Worst pick: QB Landry Jones. This is nothing against Jones and all on the Steelers for using a fourth-round pick on a quarterback when they had more pressing needs, particularly on defense. Jones didn't dress for a game last season, and what made taking a quarterback in the fourth round all the more curious is the Steelers did it after signing veteran Bruce Gradkowski to a three-year contract to back up Roethlisberger. Jones will continue to see limited snaps even in practice as long as Roethlisberger and Gradkowski stay healthy.

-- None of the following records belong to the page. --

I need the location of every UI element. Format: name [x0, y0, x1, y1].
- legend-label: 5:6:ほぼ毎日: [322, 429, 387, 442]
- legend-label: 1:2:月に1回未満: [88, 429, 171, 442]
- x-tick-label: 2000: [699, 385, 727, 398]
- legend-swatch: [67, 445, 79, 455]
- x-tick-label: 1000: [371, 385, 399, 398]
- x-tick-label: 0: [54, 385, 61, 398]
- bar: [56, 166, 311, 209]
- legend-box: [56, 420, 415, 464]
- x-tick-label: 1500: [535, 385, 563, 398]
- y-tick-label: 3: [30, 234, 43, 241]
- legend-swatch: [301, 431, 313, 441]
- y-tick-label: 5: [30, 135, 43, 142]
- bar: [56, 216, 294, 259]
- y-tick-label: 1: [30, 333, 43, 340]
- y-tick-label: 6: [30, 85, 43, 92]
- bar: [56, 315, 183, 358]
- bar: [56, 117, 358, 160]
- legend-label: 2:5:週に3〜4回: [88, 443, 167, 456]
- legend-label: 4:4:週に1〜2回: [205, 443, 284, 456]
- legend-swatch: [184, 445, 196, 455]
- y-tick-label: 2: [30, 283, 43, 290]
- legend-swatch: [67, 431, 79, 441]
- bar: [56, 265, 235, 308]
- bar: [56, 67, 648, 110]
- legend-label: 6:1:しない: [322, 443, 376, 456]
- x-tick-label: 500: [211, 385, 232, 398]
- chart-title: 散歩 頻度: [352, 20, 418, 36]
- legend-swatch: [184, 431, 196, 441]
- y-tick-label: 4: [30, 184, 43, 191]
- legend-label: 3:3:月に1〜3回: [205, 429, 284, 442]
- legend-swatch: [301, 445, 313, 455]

Best value pick: LB Vince Williams. The second of the Steelers' two sixth-round picks started 11 games as a rookie, eventually settling in at left inside linebacker following a season-ending arm injury to veteran Larry Foote. Williams recorded 66 tackles and improved as the season progressed, particularly against the run. There are questions about whether Williams, the 206th overall pick of the draft, can play the pass well enough to establish himself as a long-term starter. But the Florida State product has already proven his value as a run-stopping linebacker and special-teams contributor. Even if he does not hang onto his starting job alongside Lawrence Timmons, Williams gives the Steelers quality depth at inside linebacker.
Also of note: Outside linebacker Jarvis Jones, the 17th overall pick of the draft, started eight games last season but managed just one sack. Jones did record nine tackles in the regular-season finale, almost doubling his previous high (five) for stops in a game. ... Third-round pick Markus Wheaton played just 157 snaps and caught six passes for 64 yards. He is expected to get the first crack at replacing Emmanuel Sanders, who signed with the Broncos last month, in the starting lineup. ... Cornerback Terry Hawthorne, a fifth-round pick, has not signed with another team since the Steelers released him at the end of preseason practice. ... Seventh-round pick Nick Williams has a real opportunity after spending last season on injured reserve because of a knee injury. The Steelers are thin at defensive end and they will give Williams a long look during offseason practices and training camp.
Final analysis/grade: So much of the Steelers' draft hinges on the jump Jarvis Jones and Wheaton make in their second season -- and whether the two become productive starters. Assuming that happens and fourth-round pick Shamarko Thomas works his way into the rotation at safety, this has the makings of a very good class. But it is too early to put a grade on it so I will give the Steelers an incomplete here.